Much of West Baltimore has been designated for rehabilitation, including a number of properties encompassed by the Black Arts and Entertainment District, including some landmarks of the community’s vibrant jazz-age and artistic past. The city’s vision includes creating more housing, maintaining and uplifting existing community anchors such as the Avenue Market and Shake and Bake recreation center, and sprucing up the area with parks and town squares.
Colin Tarbert, president and CEO of the Baltimore Development Corp., the city’s economic development arm, said while some may criticize the merits of Opportunity Zones — created by Congress and then-President Donald Trump’s administration to provide financial incentives to developers who invested in certain areas — Baltimore officials are using them to spur growth in neighborhoods where they are most needed.
Speakers at Monday’s groundbreaking event included Annie Hall, president of the North Community Association; Mark Kaufman, president and CEO of Baltimore’s Neighborhood Impact Investment Fund, another source of funds for the project; City Councilman James Torrence, a Democrat who represents the area; and state lawmakers Del. Marlon Amprey and Sen. Antonio Hayes, who represent the district in the Maryland legislature.

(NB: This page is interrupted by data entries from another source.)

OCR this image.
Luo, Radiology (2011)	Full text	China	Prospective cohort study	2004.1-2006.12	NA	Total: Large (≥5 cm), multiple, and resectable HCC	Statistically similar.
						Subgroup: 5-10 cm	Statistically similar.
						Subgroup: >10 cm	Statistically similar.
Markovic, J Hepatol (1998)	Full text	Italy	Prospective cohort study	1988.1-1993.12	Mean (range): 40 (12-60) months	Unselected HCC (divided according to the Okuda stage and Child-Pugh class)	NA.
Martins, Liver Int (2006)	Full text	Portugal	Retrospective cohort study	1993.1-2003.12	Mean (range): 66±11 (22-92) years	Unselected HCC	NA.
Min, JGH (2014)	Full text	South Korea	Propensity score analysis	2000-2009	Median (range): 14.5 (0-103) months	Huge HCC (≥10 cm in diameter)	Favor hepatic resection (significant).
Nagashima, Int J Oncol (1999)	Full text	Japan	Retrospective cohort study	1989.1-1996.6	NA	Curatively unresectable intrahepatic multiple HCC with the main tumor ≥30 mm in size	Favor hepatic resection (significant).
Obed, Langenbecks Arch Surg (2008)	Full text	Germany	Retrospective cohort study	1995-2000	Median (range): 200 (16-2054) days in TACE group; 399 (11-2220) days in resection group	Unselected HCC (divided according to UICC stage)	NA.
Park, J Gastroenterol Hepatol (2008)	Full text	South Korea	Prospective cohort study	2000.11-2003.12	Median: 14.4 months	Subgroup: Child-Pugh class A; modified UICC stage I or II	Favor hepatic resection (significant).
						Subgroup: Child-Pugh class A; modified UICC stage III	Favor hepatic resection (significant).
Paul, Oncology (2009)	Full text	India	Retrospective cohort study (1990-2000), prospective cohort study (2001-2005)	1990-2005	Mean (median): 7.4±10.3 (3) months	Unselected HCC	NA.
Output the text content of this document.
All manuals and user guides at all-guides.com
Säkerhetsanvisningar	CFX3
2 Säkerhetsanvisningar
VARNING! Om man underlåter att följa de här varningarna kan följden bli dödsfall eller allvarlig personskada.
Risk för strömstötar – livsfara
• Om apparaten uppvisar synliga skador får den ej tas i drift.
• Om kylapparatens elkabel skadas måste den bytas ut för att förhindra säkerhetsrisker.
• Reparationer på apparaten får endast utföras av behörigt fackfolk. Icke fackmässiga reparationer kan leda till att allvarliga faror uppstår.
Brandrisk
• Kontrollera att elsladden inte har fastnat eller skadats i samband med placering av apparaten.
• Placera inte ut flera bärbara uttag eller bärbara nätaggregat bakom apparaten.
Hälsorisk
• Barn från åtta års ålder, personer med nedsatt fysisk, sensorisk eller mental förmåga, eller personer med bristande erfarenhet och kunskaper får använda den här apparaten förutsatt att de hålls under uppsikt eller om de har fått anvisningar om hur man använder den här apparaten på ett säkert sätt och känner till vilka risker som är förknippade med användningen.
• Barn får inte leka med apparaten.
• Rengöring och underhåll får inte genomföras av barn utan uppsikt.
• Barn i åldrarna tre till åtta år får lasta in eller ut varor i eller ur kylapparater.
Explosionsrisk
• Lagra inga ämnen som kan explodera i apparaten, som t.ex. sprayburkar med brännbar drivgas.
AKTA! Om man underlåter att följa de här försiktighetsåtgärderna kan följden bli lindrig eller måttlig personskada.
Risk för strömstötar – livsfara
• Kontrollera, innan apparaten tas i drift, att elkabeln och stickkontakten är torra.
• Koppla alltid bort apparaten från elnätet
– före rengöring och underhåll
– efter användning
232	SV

Hayes, a West Baltimore native, said the 2015 unrest created an unsettling, and false, narrative for his hometown that failed to include its rich legacy for Black arts and culture. Momentum is finally coalescing around an effort to rewrite that story, he said.
“This is one of the many examples to come ... to bring along the renaissance of West North Avenue,” he said. “We’re excited to have a mixed-use project ... to bring about the change that West Baltimore deserves, that is long overdue.”
An earlier version of this article used the incorrect title for Colin Tarbert. He is president and CEO of the Baltimore Development Corp. The Sun regrets the error.